Galerie Rüdiger Schöttle is proud to present its fourth solo exhibition of the Danish artist Anders Clausen, whose oeuvre examines the principles of consumer societies and mass production as well as the digital age and the way in which it has altered our everyday behaviors. In his current works, the artist explores several examples of evolution technology and globalization phenomena. The exhibition consists of two work groups: reproductions of the standard meter bars and bird feathers, which have been treated and manipulated to varying degrees.
The standard meter dates back to an invention in eighteenth-century France, and was the equivalent of one ten-millionth of the distance between the North Pole and the equator via Paris. Anders Clausen explores the origins of this length unit that today we take for granted. He created reproductions of the prototype meter from aluminum, brass, and plastic. The meter bars in the exhibition room have an x-shaped cross section and are modeled after the second prototype of the standard meter from 1867, a bar made of platinum-iridium. Replications of that were installed in public places in the city of Paris to give citizens free access to, and thus familiarize them with, the new measurement. The definition of this meter has since been revised several times and adjusted to scientific developments.

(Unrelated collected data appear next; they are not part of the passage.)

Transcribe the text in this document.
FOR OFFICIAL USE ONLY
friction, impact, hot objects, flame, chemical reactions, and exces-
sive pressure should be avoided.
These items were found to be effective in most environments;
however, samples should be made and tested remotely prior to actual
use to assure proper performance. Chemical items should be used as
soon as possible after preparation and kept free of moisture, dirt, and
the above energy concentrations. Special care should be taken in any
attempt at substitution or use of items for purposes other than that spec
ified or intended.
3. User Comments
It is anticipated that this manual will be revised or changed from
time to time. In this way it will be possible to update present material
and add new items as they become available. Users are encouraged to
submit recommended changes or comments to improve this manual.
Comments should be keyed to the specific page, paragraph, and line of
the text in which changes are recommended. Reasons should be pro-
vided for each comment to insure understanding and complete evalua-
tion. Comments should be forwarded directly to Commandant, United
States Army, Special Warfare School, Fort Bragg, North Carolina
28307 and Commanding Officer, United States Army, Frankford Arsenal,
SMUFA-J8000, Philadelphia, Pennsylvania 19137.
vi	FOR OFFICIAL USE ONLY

Similarly, in the study of birds, the first known feather dates back to the Archaeopteryx from the Late Jurassic epoch. Since its excavation in the nineteenth century, the fossil serves as the basis for ornithological evolutionary research. Insights about the properties of feathers and the origin of the biological class of birds (Aves) have constantly changed based on new research and international fossil finds. Originally, Anders Clausen used pennaceous feathers from various bird species (e.g., eagle, turkey) to render pearlescent, completely novel feather compositions complex techniques such as water print, galvanisation, aerosol paint and paper cutting. The artificial colors and forms stand in contrast to the natural function of feathers for the birds themselves.
Anders Clausen’s new works are subtle references to occurrences that today we take for granted. They remind us of how flexible an existing system can, and must, be. As the mathematician Kristin Shaw noted, the international standard meter maybe was for eighteenth-century Parisians what internet is for us today. We have become dependent on its functionality and existence, but, originally, it was designed by scientists to exchange data. Anders Clausen (born 1978 in Copenhagen) lives and works in Berlin. He studied at the Royal College of Art in London. His most recent works were featured at “Between Bridges” in Berlin in 2015 and in the exhibition “A Perfect Match” on the occasion of the 50th anniversary of PIN. Friends of the Pinakothek der Moderne in Munich.